実施例４：新規ヒトコレクチンの塩基配列の決定
二次スクリーニングで得られた陽性クローンのうち適切と考えられるクローンのプラークをプレートから切り出し、蒸留水２００μｌを入れたチューブに加えて３０分間室温で撹拌した後、１５，０００ｒｐｍで５分間遠心分離し、上清を得た。
得られた上清を鋳型とし、ＴａＫａＲａ ＬＡ ＰＣＲ Ｋｉｔ ｖｅｒ．２（宝酒造社製）を用い、ＰＣＲによりインサートＤＮＡを増幅させた。ＰＣＲの反応組成は以下のとおりである（上清：２７μｌ、１０ｘＬＡ ＰＣＲ緩衝液ＩＩ（Ｍｇ^２＋不含）：５μｌ、２５ｍＭ ＭｇＣｌ_２：５μｌ、ｄＮＴＰミックス：８μｌ、２０μＭ λｇｔｌｌ Ｒｅｖｅｒｓｅプライマー（配列番号：９、５’−ｔｔｇａｃａｃｃａｇａｃｃａａｃｔｇｇｔａａｔｇ−３’）：２．５μｌ、２０μＭ λｇｔｌｌ Ｆｏｒｗａｒｄプライマー（配列番号：１０、５’−ｇｇｔｇｇｃｇａｃｇａｃｔｃｃｔｇｇａｇｃｃｃｇ−３’）：２．５μｌ、ＬＡ Ｔａｑポリメラーゼ：０．５μｌ、Ｈ_２Ｏ：全容量５０μｌになるように添加）。ＰＣＲ反応は、アプライドバイオシステムズ社製ジーンＡｍｐ ＰＣＲシステム９６００を用いて、９８℃２０秒、６８℃５分のサイクルを３０回行った。ＰＣＲ産物は、１％アガロースゲル電気泳動にて確認後、ゲルからの切り出しにより精製した。精製には、ファルマシア社製Ｓｅｐｈａｇｌａｓ ＢａｎｄＰｒｅｐ Ｋｉｔを用いた。

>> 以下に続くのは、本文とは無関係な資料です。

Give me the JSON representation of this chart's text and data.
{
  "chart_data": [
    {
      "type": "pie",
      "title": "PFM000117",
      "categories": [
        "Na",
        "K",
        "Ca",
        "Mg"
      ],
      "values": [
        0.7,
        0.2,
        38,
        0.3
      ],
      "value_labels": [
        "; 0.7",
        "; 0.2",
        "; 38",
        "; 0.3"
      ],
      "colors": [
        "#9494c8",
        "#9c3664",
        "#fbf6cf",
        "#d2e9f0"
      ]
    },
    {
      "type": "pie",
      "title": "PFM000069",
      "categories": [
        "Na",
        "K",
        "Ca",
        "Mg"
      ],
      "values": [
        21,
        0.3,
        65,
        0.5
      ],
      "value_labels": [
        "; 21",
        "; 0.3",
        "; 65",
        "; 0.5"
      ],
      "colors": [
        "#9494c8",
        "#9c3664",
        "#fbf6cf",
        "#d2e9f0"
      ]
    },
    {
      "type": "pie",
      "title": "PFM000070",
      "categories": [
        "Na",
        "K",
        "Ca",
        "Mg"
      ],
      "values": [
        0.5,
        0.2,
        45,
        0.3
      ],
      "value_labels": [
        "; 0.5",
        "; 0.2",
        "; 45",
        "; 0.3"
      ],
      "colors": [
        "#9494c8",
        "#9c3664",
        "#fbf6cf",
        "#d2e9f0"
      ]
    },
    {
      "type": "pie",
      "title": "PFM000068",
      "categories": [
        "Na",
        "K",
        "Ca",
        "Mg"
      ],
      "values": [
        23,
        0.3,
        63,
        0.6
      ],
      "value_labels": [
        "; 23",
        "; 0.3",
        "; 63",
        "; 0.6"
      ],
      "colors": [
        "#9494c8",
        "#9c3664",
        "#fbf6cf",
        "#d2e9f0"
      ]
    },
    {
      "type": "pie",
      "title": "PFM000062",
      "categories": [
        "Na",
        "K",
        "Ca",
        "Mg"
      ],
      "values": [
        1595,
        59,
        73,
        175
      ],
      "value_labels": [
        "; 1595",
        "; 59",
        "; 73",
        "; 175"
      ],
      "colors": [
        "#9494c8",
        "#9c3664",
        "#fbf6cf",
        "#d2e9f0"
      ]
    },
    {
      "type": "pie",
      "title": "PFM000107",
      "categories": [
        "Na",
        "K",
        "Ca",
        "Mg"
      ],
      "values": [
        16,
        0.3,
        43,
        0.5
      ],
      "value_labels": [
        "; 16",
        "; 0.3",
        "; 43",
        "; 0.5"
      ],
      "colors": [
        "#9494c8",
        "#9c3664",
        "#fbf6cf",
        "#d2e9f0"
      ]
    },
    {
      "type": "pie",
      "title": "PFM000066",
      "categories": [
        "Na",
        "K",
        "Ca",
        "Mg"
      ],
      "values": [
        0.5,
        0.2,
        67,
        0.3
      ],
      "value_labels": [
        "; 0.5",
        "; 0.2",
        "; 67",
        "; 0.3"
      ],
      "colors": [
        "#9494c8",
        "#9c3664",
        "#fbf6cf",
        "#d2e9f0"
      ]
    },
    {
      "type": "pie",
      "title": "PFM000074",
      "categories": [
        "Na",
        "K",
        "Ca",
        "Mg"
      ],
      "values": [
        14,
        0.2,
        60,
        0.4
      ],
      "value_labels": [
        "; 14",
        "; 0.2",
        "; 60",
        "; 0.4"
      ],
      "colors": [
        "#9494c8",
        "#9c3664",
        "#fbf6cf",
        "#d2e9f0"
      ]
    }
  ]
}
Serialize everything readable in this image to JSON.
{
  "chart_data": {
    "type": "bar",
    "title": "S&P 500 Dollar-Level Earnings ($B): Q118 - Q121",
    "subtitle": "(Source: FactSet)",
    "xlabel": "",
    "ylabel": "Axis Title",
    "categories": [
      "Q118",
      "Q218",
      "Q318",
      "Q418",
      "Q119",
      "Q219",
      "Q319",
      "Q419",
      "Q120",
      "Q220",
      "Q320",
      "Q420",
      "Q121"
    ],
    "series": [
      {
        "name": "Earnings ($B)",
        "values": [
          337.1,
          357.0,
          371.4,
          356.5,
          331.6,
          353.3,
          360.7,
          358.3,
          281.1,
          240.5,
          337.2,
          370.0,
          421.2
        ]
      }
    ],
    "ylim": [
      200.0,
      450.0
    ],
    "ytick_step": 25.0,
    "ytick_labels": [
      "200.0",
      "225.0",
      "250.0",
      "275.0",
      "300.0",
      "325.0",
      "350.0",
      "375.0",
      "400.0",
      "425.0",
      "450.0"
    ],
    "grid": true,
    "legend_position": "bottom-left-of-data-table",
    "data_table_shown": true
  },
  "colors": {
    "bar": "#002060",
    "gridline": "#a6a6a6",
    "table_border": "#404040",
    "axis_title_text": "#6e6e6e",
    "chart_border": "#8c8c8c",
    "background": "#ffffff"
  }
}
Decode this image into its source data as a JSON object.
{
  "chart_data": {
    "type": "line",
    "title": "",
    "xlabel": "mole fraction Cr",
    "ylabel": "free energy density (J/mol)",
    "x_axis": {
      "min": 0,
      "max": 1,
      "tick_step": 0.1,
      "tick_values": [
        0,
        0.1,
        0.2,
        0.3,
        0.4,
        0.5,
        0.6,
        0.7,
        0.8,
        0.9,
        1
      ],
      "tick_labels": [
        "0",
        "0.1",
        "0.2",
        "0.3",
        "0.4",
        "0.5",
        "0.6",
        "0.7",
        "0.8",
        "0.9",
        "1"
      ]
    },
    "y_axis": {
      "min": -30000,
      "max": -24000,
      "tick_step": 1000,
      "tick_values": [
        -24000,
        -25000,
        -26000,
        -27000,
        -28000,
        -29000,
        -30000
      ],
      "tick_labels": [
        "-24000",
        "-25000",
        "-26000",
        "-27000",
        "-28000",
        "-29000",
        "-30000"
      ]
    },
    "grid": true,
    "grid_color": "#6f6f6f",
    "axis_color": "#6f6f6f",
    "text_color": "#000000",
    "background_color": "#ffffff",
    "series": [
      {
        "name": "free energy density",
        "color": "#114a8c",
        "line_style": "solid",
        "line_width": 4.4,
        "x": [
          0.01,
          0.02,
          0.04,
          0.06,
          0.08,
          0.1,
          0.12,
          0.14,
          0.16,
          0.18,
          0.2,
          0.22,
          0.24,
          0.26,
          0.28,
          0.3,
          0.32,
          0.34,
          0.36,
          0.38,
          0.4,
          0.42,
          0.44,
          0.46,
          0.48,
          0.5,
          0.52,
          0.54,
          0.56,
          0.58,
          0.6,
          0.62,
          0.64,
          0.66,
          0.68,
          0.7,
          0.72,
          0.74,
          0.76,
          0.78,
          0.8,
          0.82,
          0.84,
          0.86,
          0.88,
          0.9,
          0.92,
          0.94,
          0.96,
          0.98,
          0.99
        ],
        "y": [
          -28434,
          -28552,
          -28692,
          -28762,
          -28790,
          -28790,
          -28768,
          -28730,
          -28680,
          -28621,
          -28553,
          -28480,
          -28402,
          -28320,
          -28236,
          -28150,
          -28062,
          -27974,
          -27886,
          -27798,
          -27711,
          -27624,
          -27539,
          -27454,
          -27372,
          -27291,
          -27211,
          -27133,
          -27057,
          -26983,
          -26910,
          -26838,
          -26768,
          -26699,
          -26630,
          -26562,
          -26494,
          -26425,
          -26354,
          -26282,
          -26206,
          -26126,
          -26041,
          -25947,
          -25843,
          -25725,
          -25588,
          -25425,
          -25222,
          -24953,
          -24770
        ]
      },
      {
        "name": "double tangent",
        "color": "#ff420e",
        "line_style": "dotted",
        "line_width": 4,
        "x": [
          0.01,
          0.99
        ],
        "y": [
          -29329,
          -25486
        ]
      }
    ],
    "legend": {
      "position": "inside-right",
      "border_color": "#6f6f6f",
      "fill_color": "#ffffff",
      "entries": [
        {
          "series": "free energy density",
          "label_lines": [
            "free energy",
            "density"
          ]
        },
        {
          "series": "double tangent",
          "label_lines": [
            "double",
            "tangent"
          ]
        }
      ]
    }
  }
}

切り出したＤＮＡ断片は、インビトロジェン社製ＴＡクローニングキットのｐＣＲ２．１ベクターに組み込んだ。組換えたベクターは、インビトロジェン社製ＴＡクローニングキットに含まれるＴＯＰ１０Ｆ’細胞に形質転換した。形質転換体をＬＢ培地（１００μｇ／ｍｌアンピシリン）で培養し、アルカリＳＤＳ法により各クローンにつき３種類のプラスミドＤＮＡを抽出した。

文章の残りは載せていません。